Comment: This paper builds on the initial success in treating X-linked SCID that was reported by the same researchers in 2000 [Cavazzana-Calvo, M. et al (2000) Science 288, 669-672 (Abstract)]. Treatment by gene therapy appears to offer several advantages over treatment by bone marrow transplantation, and may become the treatment of choice for this disease. An accompanying editorial by Rosen gives useful background information about genetic immunodeficiency diseases and the history of attempts to treat them by bone marrow transplantation and gene therapy. (19/4/02)

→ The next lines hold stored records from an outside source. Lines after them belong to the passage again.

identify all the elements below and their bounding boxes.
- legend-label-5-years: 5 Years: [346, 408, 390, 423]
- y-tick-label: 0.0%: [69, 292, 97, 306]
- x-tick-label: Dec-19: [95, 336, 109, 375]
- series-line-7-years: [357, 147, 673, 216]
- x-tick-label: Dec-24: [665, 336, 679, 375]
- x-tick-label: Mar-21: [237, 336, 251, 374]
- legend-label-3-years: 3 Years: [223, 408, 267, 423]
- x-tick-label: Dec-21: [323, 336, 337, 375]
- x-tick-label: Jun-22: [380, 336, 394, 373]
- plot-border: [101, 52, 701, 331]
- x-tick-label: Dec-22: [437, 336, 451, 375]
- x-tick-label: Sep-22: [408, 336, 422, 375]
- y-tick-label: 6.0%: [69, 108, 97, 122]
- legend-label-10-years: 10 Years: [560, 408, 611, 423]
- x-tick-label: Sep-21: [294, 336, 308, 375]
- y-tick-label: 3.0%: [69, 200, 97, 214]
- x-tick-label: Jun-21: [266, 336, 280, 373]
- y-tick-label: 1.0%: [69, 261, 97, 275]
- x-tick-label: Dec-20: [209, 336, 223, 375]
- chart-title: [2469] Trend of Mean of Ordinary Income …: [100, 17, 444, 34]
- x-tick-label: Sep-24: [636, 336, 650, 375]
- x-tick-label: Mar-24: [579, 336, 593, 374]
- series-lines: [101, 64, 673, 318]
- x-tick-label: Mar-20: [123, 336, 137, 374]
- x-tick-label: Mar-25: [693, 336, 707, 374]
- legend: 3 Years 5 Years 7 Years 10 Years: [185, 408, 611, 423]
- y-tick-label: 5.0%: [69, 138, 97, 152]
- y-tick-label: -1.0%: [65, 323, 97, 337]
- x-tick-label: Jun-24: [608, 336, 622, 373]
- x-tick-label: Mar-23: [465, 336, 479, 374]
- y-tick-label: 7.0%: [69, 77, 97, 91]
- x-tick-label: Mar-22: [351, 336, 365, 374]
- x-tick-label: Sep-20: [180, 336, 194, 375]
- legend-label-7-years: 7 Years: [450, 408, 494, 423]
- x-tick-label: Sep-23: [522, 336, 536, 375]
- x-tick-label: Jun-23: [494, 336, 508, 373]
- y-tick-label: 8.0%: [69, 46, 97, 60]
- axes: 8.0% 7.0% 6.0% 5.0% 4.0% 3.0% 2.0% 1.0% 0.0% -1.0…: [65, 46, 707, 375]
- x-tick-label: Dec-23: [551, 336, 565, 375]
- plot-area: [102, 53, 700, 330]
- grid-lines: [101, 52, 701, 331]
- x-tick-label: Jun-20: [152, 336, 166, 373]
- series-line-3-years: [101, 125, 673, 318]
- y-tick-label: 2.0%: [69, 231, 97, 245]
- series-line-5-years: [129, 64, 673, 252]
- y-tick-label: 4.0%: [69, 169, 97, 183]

23 April 2002A mutation in the CHEK2 gene, which encodes a protein involved in preventing division of cells that have damaged DNA, may be implicated in increased susceptibility to breast cancer in individuals who do not carry a mutation in either the BRCA1 or BRCA2 gene [The CHEK2-Breast Cancer Consortium (2002), advance on-line publication in Nature Genetics]. The CHEK2 mutation was found in 1.1% of control individuals in populations from Europe and North America but in 5.1% of patients from breast cancer families who were negative for BRCA1 and BRCA2 mutations (p=0.00000003). The frequency of the mutation in patients from breast cancer families who carried BRCA1 or BRCA2 mutations was the same as in controls. The penetrance of the CHEK2 mutation appears to be low, conferring approximately a two-fold increase in risk of breast cancer in women, and a ten-fold increased risk in men. Several different genetic variants have been proposed as low-penetrance susceptibility alleles for breast cancer, but the CHEK2 consortium claims that this is the first to show such high statistical significance.
Comment: It is difficult to predict the eventual clinical significance of this work, as it is uncertain whether genetic testing for a variant conferring a relative risk of two would be seen as worthwhile, or what intervention should be offered to individuals carrying the mutation. The findings also need independent confirmation from other research groups.